Various sections make up critical race theory a direct approach to the multidimensionality of discriminations as well as identifying that there are other factors apart from the race which accounts for disempowerment. The approach recognizes race, class, gender, sexual orientation and nationality as the overall factors which lead social discrimination (Delgado and Stefancic 78). In Phyllis’s poem, all factors considered by critical race theory are evident. The issue of race comes out very clearly when the author states that “Their color is a diabolic die” implying that the color of African people is inferior while that of the whites is superior (Richmond 65). The gender factor is portrayed in the overall early American literary work given that Phyllis was the first African American woman to publish a book consisting of poems. As the first black female artist, Phyllis avoided to address slavery and racism but kept on assessing Christianity in her literary work (Raengo 123). The author did not have the courage to address such immorality in the United States due to her gender. Further, the issue of nationality is addressed in the poem. The author says that she was glad to be transported from Africa where all people were pagan to America where she appreciated the presence of religion, God, and a Savior (Richmond 65).

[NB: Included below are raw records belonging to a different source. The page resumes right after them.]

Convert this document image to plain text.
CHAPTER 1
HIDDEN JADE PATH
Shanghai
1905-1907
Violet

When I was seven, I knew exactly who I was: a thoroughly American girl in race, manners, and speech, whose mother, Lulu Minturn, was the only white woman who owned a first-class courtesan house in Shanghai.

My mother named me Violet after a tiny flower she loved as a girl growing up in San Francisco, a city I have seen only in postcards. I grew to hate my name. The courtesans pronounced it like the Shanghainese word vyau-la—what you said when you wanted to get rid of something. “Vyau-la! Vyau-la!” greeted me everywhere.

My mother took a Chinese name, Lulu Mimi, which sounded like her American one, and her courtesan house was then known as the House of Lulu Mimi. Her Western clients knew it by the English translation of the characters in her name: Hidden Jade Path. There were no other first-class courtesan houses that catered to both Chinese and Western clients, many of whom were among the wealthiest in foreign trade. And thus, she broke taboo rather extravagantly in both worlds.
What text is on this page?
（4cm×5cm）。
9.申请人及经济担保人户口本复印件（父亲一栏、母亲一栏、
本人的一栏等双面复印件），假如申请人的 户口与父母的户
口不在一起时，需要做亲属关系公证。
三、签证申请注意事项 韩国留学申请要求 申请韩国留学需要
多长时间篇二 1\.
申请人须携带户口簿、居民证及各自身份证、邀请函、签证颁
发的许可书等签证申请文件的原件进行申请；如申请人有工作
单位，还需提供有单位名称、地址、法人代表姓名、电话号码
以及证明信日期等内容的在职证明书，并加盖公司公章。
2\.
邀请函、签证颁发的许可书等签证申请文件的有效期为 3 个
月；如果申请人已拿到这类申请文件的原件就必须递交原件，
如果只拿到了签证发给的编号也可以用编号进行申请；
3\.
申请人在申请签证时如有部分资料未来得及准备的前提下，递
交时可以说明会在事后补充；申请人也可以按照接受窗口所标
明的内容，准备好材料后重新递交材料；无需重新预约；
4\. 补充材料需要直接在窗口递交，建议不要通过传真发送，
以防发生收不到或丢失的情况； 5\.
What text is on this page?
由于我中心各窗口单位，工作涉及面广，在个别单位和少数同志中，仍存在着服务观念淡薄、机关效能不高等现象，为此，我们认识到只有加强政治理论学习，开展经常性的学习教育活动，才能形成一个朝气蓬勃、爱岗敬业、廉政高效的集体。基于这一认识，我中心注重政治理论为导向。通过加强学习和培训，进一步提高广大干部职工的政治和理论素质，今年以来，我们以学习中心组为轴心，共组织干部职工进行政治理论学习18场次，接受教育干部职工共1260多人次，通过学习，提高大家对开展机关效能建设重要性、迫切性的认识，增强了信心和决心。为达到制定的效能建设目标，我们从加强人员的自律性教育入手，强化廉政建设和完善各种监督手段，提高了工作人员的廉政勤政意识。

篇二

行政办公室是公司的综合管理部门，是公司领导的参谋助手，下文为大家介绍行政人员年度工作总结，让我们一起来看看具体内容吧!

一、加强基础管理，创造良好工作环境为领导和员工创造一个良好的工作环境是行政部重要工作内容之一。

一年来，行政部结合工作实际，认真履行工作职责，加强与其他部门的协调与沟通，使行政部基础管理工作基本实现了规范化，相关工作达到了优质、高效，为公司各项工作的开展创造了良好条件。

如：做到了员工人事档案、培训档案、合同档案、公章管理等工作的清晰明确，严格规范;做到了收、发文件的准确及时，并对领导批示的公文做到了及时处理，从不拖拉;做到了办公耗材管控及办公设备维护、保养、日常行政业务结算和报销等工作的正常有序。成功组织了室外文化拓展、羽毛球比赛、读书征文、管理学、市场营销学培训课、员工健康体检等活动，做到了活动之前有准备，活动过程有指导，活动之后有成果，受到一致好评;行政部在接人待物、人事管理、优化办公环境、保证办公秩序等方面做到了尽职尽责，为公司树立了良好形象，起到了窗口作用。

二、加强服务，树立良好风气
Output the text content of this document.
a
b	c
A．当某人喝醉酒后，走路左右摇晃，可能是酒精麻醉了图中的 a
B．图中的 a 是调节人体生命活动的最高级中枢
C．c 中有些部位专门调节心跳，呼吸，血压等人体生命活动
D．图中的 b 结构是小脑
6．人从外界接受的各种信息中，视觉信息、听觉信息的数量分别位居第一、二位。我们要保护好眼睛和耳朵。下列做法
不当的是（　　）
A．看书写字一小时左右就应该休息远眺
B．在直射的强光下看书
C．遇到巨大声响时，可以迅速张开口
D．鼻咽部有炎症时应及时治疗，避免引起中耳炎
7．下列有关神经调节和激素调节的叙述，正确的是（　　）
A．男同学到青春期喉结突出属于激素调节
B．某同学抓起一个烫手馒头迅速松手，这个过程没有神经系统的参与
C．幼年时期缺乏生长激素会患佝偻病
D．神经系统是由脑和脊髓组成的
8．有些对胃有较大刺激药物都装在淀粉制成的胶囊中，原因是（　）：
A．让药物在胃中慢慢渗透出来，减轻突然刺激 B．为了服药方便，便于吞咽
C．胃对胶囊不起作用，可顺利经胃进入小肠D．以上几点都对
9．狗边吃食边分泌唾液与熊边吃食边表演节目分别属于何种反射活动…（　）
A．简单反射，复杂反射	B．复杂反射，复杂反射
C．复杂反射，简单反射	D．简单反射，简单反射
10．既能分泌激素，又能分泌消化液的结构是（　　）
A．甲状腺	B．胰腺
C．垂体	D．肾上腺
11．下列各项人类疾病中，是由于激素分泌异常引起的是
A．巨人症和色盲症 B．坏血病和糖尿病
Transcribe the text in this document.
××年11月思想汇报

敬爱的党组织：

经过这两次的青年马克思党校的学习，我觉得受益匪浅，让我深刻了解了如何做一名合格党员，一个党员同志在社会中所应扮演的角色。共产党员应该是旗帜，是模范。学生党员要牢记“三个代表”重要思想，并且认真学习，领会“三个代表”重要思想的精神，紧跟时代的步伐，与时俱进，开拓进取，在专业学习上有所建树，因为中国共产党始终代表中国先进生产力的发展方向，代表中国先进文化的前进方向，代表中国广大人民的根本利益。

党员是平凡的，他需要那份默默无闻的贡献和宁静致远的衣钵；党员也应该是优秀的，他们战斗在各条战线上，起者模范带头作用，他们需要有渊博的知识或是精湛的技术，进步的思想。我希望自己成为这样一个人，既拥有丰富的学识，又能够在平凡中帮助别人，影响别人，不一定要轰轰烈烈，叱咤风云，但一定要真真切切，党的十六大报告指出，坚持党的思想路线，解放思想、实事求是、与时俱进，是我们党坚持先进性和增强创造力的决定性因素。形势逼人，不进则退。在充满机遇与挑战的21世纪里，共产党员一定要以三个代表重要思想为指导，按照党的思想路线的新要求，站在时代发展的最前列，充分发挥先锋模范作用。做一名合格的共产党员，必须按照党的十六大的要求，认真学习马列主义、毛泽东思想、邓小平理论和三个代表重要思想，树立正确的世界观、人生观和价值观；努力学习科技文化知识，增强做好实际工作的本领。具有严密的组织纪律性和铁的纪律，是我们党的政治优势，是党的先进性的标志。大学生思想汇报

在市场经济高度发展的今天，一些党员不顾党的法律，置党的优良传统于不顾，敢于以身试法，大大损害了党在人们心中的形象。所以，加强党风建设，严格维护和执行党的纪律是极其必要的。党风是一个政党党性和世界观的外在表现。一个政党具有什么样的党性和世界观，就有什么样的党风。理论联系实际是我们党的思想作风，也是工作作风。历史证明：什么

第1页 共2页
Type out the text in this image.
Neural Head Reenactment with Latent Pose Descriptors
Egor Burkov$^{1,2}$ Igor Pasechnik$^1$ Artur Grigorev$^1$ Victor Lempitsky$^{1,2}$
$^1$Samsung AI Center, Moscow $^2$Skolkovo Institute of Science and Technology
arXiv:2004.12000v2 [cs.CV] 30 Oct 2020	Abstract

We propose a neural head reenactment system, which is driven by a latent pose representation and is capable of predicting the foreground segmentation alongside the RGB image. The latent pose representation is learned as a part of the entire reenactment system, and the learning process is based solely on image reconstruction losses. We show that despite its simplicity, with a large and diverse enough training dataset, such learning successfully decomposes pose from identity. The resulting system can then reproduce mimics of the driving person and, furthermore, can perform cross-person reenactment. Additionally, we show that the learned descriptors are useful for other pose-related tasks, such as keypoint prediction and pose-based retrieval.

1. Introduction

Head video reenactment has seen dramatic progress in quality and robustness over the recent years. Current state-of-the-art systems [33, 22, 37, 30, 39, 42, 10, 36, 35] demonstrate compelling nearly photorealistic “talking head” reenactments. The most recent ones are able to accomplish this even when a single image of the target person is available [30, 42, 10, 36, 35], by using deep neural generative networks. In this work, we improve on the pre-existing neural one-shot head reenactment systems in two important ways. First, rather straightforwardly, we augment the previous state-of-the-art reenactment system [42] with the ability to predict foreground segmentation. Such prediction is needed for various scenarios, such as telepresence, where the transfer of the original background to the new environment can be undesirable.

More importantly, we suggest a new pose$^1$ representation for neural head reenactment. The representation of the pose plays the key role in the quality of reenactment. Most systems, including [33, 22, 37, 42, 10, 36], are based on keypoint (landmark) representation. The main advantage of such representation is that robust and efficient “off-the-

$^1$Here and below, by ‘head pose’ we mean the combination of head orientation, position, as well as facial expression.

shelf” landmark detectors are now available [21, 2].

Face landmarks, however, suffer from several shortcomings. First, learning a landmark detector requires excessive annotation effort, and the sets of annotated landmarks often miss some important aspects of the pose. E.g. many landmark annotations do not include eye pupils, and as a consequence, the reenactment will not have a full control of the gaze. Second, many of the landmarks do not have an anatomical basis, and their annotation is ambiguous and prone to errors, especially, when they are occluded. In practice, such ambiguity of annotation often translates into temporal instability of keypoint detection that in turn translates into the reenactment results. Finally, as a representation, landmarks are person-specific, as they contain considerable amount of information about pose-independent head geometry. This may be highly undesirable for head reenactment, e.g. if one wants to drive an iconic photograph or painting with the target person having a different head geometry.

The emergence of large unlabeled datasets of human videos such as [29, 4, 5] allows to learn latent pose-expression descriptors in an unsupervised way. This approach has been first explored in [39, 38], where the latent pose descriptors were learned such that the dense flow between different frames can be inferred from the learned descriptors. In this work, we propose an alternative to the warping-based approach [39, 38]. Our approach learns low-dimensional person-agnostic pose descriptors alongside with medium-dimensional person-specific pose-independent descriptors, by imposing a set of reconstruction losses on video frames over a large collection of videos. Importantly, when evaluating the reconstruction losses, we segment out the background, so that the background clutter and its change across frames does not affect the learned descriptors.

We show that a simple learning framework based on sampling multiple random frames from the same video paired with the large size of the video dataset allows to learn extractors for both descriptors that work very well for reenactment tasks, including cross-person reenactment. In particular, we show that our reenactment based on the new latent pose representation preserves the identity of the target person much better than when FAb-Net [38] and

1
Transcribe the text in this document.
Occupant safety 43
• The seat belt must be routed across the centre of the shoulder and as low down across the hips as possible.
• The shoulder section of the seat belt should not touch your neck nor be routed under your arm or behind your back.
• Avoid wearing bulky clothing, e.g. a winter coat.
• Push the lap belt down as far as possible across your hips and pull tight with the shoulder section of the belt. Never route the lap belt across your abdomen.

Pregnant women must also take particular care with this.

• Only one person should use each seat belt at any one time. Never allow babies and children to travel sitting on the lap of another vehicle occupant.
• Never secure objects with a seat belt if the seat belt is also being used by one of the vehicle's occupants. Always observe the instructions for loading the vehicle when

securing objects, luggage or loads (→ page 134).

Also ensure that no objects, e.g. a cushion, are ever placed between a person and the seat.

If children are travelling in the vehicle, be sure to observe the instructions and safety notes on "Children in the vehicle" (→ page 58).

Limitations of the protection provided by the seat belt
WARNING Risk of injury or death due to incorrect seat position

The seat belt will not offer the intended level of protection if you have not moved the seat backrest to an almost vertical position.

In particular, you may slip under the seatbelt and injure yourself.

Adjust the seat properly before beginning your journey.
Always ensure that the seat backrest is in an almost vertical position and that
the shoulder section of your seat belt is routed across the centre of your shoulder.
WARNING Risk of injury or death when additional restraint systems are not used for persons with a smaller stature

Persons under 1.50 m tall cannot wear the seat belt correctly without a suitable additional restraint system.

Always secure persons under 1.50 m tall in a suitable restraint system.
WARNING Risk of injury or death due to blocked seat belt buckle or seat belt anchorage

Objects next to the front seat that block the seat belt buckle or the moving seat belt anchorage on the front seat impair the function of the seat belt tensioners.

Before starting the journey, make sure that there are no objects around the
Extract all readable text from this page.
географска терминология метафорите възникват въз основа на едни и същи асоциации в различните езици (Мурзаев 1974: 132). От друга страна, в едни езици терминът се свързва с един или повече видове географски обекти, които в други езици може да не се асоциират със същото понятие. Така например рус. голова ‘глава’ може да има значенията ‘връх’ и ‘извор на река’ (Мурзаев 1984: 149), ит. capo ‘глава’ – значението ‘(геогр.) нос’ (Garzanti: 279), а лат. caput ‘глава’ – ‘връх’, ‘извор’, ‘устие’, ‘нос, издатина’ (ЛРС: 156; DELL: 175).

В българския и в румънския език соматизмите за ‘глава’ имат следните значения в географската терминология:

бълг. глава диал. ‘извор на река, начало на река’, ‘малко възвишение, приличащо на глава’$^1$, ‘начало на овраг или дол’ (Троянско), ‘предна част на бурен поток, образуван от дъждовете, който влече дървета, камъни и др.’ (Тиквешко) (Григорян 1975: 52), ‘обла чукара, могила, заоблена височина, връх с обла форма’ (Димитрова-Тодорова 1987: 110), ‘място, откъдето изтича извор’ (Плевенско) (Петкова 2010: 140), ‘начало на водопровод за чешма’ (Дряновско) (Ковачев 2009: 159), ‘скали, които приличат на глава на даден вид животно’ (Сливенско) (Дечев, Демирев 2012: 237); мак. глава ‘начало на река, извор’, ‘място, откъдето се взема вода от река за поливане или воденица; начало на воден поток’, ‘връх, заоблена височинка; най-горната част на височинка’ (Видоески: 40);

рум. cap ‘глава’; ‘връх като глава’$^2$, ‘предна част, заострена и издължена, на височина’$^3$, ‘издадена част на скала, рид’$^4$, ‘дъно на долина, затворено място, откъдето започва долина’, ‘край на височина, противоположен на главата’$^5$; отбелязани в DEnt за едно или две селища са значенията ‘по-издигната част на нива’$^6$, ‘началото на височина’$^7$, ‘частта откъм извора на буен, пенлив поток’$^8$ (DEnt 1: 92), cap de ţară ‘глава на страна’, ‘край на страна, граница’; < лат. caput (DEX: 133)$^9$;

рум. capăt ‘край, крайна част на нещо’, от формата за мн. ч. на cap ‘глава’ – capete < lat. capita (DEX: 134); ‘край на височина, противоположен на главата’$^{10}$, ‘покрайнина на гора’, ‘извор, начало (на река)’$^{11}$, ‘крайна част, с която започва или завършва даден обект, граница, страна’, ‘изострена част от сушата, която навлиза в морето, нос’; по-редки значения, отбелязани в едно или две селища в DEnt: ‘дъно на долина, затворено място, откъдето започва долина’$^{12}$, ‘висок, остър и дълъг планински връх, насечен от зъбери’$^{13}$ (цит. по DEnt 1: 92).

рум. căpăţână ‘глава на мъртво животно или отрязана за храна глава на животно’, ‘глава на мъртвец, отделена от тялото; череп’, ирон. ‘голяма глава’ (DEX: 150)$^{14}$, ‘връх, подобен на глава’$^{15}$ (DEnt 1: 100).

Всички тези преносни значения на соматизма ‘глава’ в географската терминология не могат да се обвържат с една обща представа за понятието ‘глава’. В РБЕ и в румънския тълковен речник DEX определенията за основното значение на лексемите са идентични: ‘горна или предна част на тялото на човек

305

Conclusively, the assumptions and values addressed by the critical race theory can be used in the critique of “On being brought from Africa to America” poem by Phyllis Wheatley. The theory of critical race requires authors of literary work to address the issues of racism, sex, nationality, and sexual orientation so as to assist in combating oppressions in the society. Phyllis was able to address all the four issues in her poem though she concentrated more on Christianity. The black people have been regarded as inferior, and non-believers of religion but the white are described as superior in all matters. Phyllis was brought from slavery where she did not believe in any religion to America and converted to Christianity. The author learned several languages to be able to write literary work which could reach various races. The main theme of her work was Christianity and criticism of racism in the US. The writer of the poem can then be said to have contributed in some way in combating oppression in the United States as required by the critical race theory.

Works Cited

Delgado, Richard, and Jean Stefancic. Critical race theory: the cutting edge. Philadelphia: Temple University Press, 2013. Print.

Raengo, Alessandra. Critical race theory and Bamboozled. New York: Bloomsbury Academic, 2016. Print.

Richmond, M A. Phillis Wheatley: Poet. New York,: Chelsea House, an imprint of Infobase Learning, 2014. Print.

Shields, John C. Phillis Wheatley, and the Romantics. Knoxville: University of Tennessee Press, 2012. Print.